Perché la conoscenza, dunque? Perché quel che ci fa umani, non è né un’origine né un destino, ma la destinazione che scegliamo, istante per istante. E per scegliere, per essere liberi dobbiamo conoscere il mondo in cui viviamo, che comincia dentro noi stessi. Il solo conoscerci, dunque, già ci cambia. Non ci si libera da soli, ma in comunità. E una comunità ignara del mondo è asfittica quanto la conoscenza di qualche tecnocrate che si arroga le scelte dell’umanità.

Non si ricerca, dunque, per pura curiosità. Ci sono domande del curioso alle quali non è ancora tempo di rispondere e che il ricercatore nemmeno si pone. In altre, invece, il ricercatore fiuta il tartufo del mutamento.

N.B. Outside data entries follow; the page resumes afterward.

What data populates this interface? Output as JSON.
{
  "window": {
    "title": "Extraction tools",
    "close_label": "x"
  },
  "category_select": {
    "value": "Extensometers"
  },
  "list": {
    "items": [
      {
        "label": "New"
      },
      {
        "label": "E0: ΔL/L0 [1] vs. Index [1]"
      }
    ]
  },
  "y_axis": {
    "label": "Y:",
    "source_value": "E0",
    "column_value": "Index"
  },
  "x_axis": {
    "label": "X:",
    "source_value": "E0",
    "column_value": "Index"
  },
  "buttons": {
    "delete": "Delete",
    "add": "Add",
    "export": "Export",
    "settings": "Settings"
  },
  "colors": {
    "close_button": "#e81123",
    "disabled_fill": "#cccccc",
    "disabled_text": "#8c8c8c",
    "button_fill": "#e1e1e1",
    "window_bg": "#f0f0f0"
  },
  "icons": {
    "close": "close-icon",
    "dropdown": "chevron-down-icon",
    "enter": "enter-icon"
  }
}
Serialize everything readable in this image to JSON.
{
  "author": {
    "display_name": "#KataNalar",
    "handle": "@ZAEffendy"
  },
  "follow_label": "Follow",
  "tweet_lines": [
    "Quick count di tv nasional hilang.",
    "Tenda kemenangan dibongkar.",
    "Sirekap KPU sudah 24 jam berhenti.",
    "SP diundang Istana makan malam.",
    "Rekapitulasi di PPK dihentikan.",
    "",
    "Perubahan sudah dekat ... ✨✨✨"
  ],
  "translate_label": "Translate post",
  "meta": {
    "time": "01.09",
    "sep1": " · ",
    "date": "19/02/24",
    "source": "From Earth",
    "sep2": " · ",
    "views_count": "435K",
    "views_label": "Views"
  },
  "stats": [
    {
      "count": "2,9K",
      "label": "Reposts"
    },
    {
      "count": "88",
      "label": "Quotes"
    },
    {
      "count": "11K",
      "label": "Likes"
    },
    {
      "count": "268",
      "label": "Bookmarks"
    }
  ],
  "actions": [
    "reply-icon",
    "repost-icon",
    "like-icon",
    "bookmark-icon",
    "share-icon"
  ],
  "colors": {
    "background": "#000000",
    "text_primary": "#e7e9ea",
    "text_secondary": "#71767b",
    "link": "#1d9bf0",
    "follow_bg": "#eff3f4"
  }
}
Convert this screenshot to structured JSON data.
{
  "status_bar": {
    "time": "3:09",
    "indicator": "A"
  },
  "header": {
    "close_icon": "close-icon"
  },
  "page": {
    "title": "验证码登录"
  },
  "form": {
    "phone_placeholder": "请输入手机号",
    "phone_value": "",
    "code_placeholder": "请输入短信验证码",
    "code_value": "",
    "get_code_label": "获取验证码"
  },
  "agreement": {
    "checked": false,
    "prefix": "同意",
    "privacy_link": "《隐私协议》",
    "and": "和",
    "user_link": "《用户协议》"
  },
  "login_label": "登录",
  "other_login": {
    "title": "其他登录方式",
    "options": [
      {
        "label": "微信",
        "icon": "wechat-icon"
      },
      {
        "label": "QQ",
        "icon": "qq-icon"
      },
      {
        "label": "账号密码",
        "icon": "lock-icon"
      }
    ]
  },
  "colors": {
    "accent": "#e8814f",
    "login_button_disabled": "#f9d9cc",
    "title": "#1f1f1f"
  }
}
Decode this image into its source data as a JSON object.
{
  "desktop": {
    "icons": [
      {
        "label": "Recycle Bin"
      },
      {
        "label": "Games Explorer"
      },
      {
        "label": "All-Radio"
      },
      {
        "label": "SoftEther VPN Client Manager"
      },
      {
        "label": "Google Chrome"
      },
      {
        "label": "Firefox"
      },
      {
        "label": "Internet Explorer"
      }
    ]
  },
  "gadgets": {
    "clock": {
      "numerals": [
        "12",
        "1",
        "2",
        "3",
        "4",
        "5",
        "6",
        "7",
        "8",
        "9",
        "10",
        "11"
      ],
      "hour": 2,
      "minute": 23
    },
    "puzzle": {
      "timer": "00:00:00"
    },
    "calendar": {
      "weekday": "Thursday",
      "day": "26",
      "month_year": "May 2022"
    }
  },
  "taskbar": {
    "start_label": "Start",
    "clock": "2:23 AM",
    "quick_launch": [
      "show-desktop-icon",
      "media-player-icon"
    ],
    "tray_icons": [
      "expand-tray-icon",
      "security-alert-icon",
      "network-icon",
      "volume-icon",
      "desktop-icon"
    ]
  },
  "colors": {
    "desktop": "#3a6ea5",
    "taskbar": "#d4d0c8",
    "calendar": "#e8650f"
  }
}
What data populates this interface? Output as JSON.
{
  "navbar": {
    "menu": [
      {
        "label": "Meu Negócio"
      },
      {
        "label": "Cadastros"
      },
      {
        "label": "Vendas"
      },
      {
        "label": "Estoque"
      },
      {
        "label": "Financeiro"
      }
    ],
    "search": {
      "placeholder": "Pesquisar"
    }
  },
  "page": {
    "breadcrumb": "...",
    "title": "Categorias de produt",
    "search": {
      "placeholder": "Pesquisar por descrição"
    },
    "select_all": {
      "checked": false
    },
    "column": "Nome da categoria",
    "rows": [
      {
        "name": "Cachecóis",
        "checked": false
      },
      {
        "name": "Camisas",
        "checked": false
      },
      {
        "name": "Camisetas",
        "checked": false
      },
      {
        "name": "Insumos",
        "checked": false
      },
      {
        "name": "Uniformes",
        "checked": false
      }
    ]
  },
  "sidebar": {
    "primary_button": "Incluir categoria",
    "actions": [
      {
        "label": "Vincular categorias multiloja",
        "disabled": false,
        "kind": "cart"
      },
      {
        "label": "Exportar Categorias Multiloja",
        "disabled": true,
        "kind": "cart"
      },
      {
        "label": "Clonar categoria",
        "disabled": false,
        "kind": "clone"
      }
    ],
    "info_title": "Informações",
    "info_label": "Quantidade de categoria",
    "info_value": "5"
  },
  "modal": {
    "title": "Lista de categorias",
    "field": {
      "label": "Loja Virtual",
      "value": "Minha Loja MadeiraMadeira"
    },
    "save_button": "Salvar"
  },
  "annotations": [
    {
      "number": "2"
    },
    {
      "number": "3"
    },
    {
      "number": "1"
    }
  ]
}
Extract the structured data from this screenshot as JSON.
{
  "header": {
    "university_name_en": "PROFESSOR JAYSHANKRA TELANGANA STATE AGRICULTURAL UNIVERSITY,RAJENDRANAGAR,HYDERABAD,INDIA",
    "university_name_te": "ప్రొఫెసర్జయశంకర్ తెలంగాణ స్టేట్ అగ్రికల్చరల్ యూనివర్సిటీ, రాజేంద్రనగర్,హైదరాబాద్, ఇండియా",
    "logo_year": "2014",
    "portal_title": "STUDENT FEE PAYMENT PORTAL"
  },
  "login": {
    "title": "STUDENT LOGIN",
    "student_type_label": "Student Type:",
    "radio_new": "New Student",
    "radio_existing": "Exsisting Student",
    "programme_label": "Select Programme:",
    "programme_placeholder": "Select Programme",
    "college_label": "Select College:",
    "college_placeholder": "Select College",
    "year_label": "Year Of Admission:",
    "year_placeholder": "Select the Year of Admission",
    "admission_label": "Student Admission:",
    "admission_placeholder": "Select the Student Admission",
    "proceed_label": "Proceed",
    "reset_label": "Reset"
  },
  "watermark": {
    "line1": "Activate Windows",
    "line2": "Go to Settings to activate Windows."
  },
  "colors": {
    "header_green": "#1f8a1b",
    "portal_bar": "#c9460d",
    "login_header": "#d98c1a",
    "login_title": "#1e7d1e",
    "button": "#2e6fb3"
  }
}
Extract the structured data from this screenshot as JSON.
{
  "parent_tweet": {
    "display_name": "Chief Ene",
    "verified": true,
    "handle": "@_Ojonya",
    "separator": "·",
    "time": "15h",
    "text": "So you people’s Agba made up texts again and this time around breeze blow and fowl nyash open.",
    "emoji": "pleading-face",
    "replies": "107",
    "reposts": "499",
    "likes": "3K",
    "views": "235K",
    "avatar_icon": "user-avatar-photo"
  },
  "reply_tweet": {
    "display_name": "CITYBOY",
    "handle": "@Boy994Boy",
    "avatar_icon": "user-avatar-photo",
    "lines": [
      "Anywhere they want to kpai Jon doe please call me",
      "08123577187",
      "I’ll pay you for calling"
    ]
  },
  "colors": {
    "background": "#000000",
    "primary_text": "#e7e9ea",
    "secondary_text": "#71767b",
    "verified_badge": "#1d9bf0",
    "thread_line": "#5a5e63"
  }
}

La ricerca, insomma, è la coltivazione dell’umanità. Rovescia il mondo e noi stessi, e in un giro di rovescio trova risposte alle domande del passato e pone domande che schiudono il futuro. Innoviamo, dunque, per cambiare questo mondo, che di esser cambiato ha bisogno. Da Nagasaki, però, arriva il monito a tenere accesa la fiammella della ricerca per cambiare anche il mondo cambiato. Perché sia l’ultimo Disastro Mondiale. Perché non cada quel che ci rende, giorno dopo giorno e mai una volta per sempre, esseri umani.